Negata la sua candidatura di vescovo ad ogni comunità europea, Neumann scrisse ai vescovi americani, chiedendo di essere ordinato negli Stati Uniti. Nel 1836, arrivò negli Stati Uniti provvisto di scarsissimo denaro e fu ordinato sacerdote.
Dal vescovo di New York fu assegnato alla cura pastorale della popolazione di origine tedesca recentemente immigrata nelle chiese missionarie della regione delle Cascate del Niagara. Qui si distinse per la particolare attenzione prestata agli infermi; inoltre si impegnò nell’insegnamento del catechismo formando anche altri insegnanti che poterono continuare la sua opera. Dopo quattro anni di questo instancabile servizio, comprese l’importanza di ricevere sostegno vicendevole e della positività del lavoro comune nell’attività pastorale. Si rivolse quindi alla Congregazione del Santissimo Redentore che lo accolse nel noviziato di Pittsburgh, in Pennsylvania. Nel gennaio del 1842, pronunciò i voti ed entrò nell’ordine a Baltimora, nel Maryland, divenendo il primo redentorista del Nuovo Mondo. Dopo sei anni di lavoro faticoso ma fruttifero all’interno dell’ordine, fu nominato superiore provinciale dei redentoristi negli Stati Uniti. Neumann fu naturalizzato cittadino americano a Baltimora il 10 febbraio 1848.

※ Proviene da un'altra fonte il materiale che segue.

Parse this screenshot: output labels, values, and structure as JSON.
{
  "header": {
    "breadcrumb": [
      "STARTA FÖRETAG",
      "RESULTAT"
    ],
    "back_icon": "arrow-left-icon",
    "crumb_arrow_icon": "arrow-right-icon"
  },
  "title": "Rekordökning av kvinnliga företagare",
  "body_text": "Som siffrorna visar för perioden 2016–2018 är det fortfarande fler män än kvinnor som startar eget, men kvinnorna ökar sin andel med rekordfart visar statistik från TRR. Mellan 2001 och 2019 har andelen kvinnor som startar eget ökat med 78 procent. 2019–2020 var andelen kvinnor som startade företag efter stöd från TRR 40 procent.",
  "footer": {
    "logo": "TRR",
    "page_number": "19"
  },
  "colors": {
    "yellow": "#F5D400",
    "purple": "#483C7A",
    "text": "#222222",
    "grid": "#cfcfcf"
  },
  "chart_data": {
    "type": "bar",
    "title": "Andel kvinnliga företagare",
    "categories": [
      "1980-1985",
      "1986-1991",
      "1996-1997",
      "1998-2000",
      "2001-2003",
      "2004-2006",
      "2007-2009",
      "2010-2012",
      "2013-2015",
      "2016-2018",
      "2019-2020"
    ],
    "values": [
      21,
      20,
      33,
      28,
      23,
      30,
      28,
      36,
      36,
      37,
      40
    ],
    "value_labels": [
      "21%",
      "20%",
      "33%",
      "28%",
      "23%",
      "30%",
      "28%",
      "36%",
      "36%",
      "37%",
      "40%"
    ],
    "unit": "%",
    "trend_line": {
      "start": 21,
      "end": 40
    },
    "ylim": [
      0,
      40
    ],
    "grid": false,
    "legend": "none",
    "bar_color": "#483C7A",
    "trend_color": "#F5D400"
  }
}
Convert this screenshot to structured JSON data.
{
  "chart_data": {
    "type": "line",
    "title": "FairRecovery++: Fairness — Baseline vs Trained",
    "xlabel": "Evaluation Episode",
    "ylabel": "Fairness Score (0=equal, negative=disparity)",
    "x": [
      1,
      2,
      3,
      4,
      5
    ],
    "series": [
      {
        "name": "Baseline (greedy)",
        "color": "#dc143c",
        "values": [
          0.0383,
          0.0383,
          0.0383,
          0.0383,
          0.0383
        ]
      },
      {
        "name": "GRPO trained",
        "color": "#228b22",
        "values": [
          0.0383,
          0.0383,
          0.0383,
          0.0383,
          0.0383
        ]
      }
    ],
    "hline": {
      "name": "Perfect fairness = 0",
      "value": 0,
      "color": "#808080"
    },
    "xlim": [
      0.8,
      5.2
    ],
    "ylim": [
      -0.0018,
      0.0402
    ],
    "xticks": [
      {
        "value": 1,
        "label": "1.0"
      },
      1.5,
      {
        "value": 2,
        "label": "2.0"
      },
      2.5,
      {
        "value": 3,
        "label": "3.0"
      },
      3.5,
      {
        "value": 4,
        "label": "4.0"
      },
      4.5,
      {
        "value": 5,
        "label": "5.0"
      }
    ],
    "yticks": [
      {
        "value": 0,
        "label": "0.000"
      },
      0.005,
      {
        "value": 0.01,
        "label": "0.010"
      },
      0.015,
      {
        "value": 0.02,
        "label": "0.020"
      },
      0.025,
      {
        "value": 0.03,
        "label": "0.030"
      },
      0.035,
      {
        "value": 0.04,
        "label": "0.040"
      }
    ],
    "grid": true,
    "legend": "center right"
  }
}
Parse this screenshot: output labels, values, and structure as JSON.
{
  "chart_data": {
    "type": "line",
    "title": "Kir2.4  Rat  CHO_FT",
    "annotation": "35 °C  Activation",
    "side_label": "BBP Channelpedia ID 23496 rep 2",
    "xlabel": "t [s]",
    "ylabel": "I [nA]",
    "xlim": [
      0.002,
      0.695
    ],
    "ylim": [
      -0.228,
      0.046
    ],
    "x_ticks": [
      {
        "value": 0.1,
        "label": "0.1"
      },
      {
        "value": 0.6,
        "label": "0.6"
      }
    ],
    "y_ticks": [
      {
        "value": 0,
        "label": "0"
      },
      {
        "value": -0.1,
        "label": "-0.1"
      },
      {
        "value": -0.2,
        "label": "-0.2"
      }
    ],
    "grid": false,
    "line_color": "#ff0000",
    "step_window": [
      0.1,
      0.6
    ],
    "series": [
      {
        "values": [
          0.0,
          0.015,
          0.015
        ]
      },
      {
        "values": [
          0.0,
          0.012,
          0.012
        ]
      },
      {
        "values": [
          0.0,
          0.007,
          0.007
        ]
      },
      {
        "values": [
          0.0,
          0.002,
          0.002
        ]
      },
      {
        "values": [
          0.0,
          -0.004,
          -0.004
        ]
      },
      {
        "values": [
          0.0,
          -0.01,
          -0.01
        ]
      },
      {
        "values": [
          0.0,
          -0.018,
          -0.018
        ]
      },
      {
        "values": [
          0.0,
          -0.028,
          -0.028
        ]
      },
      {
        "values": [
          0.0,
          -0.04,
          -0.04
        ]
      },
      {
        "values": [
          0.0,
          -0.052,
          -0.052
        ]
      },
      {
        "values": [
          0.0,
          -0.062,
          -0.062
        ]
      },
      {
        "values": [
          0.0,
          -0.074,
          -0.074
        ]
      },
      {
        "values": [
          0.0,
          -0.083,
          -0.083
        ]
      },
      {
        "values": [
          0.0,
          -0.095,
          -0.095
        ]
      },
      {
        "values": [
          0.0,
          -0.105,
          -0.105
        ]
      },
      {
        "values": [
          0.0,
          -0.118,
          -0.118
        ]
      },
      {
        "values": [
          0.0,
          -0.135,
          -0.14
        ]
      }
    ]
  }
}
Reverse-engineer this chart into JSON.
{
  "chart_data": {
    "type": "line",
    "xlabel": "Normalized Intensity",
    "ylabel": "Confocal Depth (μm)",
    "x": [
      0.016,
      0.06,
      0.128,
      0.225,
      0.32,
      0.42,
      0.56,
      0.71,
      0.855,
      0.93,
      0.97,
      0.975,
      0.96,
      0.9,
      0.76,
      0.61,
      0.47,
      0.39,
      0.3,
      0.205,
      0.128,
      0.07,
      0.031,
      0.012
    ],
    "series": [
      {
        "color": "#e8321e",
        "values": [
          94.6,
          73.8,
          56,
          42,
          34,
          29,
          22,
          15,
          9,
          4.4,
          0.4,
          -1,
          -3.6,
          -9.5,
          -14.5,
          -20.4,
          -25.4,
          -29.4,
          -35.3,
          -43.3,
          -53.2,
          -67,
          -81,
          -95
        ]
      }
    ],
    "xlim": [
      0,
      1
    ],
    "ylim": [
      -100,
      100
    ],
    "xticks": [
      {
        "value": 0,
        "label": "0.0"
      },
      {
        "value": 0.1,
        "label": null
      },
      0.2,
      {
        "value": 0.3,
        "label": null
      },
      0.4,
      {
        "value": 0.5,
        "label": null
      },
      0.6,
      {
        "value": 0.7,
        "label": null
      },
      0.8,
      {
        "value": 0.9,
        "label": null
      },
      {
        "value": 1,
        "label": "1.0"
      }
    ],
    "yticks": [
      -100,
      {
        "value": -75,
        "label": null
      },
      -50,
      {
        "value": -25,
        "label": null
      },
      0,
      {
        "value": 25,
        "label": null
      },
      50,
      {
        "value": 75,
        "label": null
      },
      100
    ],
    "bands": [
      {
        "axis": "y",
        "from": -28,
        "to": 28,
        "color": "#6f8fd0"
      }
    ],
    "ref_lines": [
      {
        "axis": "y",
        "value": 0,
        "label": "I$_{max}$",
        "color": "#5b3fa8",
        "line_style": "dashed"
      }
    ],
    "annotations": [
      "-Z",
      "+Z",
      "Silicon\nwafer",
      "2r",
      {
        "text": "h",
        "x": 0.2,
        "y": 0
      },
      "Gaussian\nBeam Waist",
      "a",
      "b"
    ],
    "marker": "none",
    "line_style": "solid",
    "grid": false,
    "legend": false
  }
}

Nel 1852 venne nominato vescovo di Philadelphia, dando un notevole contributo alla riorganizzazione della diocesi. Fu il primo ad organizzare un sistema scolastico diocesano e accrebbe il numero delle scuole cattoliche della diocesi da uno a duecento. Accolse nel Nuovo Mondo le Suore Scolastiche di Nostra Signora per i compiti di assistenza nell’istruzione religiosa e negli orfanotrofi.
Neumann non fu un vescovo popolare e ricevette delle critiche. Dovette affrontare il Know Nothing, un gruppo politico xenofobo e anticattolico che incendiò conventi e scuole. Scoraggiato, Neumann scrisse alla Santa Sede per chiedere di essere sostituito alla guida della diocesi.
Scrisse molti articoli su giornali cattolici. Pubblicò anche due catechismi e una storia della Bibbia in tedesco.
Nel 1860, Neumann morì in seguito ad un infarto all’età di 48 anni, mentre camminava per una strada di Filadelfia.